Abstract
Purpose :
Object measures of symptoms of dry eye are difficult to measure without an expert evaluating the eye in a slit lamp real time. In this study we assess the ability for the Ora EyeCup Phone to consistently capture eye redness in a large patient population. To obtain variations in eye redness patients were exposed to Ora’s Controlled Adverse Environment (CAE) with images acquired in the CAE.
Methods :
A custom android application on the pixel 5 was used to capture nasal and temporal images from 600 subjects with dry eye disease. Images were captured 29 times during the study, each time collecting a nasal and temporal view of each eye. Images were automatically uploaded from the phones and automatically downloaded onto expert graders computers. Using a custom grading software, graders evaluated each eye with the images with the nasal and temporal images on the screen.

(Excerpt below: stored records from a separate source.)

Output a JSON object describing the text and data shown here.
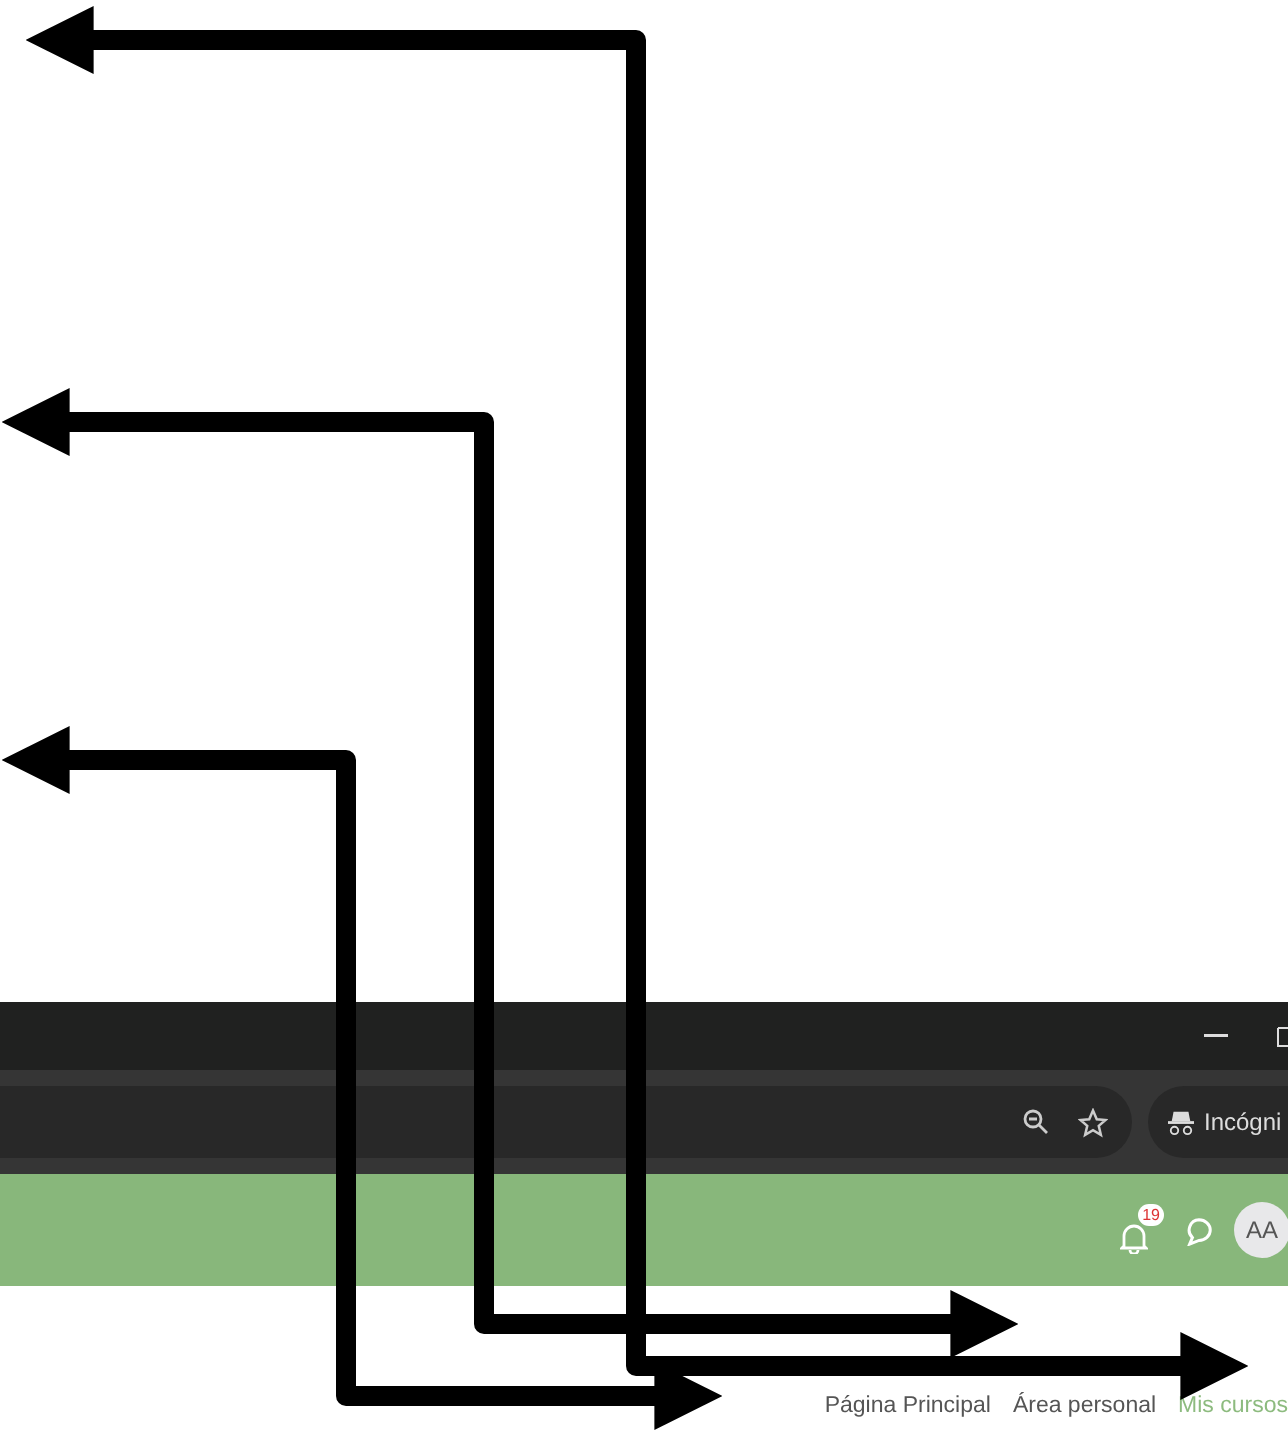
{
  "browser": {
    "incognito_label": "Incógni"
  },
  "site_header": {
    "notifications_count": "19",
    "avatar_initials": "AA"
  },
  "nav": [
    {
      "label": "Página Principal",
      "selected": false
    },
    {
      "label": "Área personal",
      "selected": false
    },
    {
      "label": "Mis cursos",
      "selected": true
    }
  ]
}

If the image was too blurry, the eye was closed or did not reach a sufficient interpalpebral fissure height, or patients gaze was off from the target that eye at that timepoint was marked as ungradable. Some timepoints images did not make it to the grading program either from issues in the upload or image acquisition issues at that timepoint.
Results :
Grading of the images is currently still ongoing, but to date total of 133,396 images, or 66,698 sets of nasal and temporal images, have been evaluated by an expert grader. Of these sets only 970 or 1.45% were marked as ungradable. However, some images that were supposed to be acquired and graded did not make it to the graders for reasons listed above. This accounted for an additional 764 missing image sets or 1.15%.
Conclusions :
The very low percentage of ungradable sets of images indicates the Ora EyeCup phone provides consistent quality for measuring ocular redness during clinical trials.
This abstract was presented at the 2022 ARVO Annual Meeting, held in Denver, CO, May 1-4, 2022, and virtually.